Third, the bent portion having the changing pattern shape, particularly, a portion bent at 90 degrees may be bent at 90 degrees in a narrow region than that of a round shaped pattern according to the related art, thereby making it possible to design a high density optical waveguide pattern.

Fourth, the bent portion having the changing pattern shape is machined, while a corner layer pattern is formed, thereby not causing a problem in matching characteristics and simplifying a process.

Although the present invention has been described with reference to exemplary embodiments and the accompanying drawings, it would be appreciated by those skilled in the art that the present invention is not limited thereto but various modifications and alterations might be made without departing from the scope defined in the claims and their equivalents.

Claims

1. A method for manufacturing a printed circuit board with optical waveguides, the method comprising:

(a) forming a lower clad layer on a base substrate;

(b) applying a core material onto the lower clad layer;

(c) performing exposure on the core material using a photo mask having a pattern;

(d) performing development on the core material subjected to the exposure and forming a bent portion having a changing pattern shape to form a core layer;

(e) applying an upper clad layer onto the lower clad layer having the core layer formed thereon;

(f) performing exposure and development on the upper clad layer to expose a reflective portion of the machined bent portion to the outside; and

(g) attaching a reflective member to the reflective portion exposed to the outside.

2. The method according to claim 1, wherein the forming of the bent portion having the changing pattern shape includes forming the bent portion to have a curved shape.

3. The method according to claim 1, wherein the forming of the bent portion having the changing pattern shape includes forming the bent portion to have an oblique shape.

4. The method according to claim 1, wherein at the attaching of the reflective member to the reflective portion, the reflective member includes a metal member.

5. The method according to claim 4, wherein the attaching of the reflective member is performed using a sputtering scheme, and includes coating one selected from a group consisting of nickel, copper, gold, titanium or a mixture thereof.

6. The method according to claim 1, further comprising stacking an insulating layer on a surface of the upper clad layer.

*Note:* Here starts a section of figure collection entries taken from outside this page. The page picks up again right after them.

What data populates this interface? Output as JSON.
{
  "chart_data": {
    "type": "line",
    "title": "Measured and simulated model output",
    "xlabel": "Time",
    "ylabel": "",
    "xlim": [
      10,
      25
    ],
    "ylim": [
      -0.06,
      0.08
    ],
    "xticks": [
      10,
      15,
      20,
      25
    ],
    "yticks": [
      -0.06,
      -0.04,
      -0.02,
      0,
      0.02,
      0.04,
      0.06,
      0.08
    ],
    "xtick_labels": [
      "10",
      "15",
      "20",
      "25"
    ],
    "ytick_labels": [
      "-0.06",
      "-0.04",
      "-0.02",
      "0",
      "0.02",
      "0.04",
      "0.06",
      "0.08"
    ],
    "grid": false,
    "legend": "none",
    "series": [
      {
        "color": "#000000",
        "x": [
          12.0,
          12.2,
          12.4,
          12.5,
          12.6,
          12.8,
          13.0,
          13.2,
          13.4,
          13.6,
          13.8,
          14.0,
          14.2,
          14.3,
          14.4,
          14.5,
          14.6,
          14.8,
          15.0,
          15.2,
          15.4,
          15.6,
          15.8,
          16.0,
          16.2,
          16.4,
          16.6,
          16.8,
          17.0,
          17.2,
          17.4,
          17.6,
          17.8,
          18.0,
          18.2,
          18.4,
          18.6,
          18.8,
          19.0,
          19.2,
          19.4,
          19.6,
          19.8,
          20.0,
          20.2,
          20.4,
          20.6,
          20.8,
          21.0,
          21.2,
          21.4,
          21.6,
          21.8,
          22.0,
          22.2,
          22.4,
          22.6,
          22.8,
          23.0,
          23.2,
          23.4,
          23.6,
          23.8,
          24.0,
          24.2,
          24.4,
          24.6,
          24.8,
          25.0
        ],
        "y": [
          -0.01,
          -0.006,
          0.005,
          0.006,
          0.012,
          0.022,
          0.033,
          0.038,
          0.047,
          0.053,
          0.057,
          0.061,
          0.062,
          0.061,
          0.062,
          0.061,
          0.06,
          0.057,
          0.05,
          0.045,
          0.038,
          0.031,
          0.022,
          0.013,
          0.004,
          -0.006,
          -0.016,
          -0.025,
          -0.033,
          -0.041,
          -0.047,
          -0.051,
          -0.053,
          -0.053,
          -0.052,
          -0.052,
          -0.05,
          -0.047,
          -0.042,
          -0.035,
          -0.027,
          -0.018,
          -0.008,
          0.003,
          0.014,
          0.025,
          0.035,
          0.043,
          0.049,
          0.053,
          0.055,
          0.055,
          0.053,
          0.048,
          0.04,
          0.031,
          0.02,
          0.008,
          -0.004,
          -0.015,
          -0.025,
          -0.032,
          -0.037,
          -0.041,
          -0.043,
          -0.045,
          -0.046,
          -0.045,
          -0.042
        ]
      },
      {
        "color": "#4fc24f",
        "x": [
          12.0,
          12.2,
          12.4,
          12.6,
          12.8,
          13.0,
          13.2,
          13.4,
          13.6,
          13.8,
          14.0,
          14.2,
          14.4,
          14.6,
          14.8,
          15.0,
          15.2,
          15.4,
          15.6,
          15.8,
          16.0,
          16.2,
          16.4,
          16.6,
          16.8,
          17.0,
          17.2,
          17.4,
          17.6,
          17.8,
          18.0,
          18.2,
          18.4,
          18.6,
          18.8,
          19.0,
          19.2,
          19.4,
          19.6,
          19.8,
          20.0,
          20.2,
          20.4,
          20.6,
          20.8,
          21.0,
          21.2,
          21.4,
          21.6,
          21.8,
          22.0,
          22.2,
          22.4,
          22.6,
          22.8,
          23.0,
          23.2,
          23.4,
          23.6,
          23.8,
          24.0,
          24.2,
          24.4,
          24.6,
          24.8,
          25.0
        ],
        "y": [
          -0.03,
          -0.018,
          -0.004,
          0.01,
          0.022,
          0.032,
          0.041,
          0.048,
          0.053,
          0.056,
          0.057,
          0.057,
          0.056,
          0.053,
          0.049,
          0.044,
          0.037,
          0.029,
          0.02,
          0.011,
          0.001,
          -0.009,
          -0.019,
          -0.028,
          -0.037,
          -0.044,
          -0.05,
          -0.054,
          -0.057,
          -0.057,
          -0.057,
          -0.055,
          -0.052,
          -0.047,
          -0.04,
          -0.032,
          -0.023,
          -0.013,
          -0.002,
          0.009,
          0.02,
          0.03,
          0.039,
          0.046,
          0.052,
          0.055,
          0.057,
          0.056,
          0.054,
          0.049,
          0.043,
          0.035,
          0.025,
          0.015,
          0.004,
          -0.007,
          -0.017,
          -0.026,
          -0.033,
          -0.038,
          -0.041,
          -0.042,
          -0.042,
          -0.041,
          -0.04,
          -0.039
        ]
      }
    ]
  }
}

7. A method for manufacturing a printed circuit board with optical waveguides, the method comprising:

(a) forming a lower clad layer on a base substrate;

(b) applying a core material onto the lower clad layer;

(c) performing exposure on the core material using a photo mask having a pattern;

(d) performing development on the core material subjected to the exposure and forming a bent portion having a changing pattern shape to form a core layer;

(e) attaching a reflective member to a reflective portion of the bent portion; and

(f) applying an upper clad layer onto the lower clad layer having the core layer formed thereon.

8. The method according to claim 7, wherein the forming of the bent portion having the changing pattern shape includes forming the bent portion to have a curved shape.

9. The method according to claim 7, wherein the forming of the bent portion having the changing pattern shape includes forming the bent portion to have an oblique shape.

10. The method according to claim 7, wherein the reflective member includes a metal member.

11. The method according to claim 10, wherein the attaching of the reflective member is performed using a sputtering scheme, and includes coating one selected from a group consisting of nickel, copper, gold, titanium or a mixture thereof.

12. The method according to claim 7, further comprising stacking an insulating layer on a surface of the upper clad layer.

13. A printed circuit board with optical waveguides, the printed circuit board comprising:

a lower clad layer formed on a base substrate;

a core layer formed on the lower clad layer and having a bent portion machined thereon, the bent portion having a changing pattern shape; and

an upper clad layer applied onto the lower clad layer having the core layer formed thereon,

wherein a reflective portion of the machined bent portion having the changing pattern shape is exposed to the outside and a reflective member is attached to the reflective portion.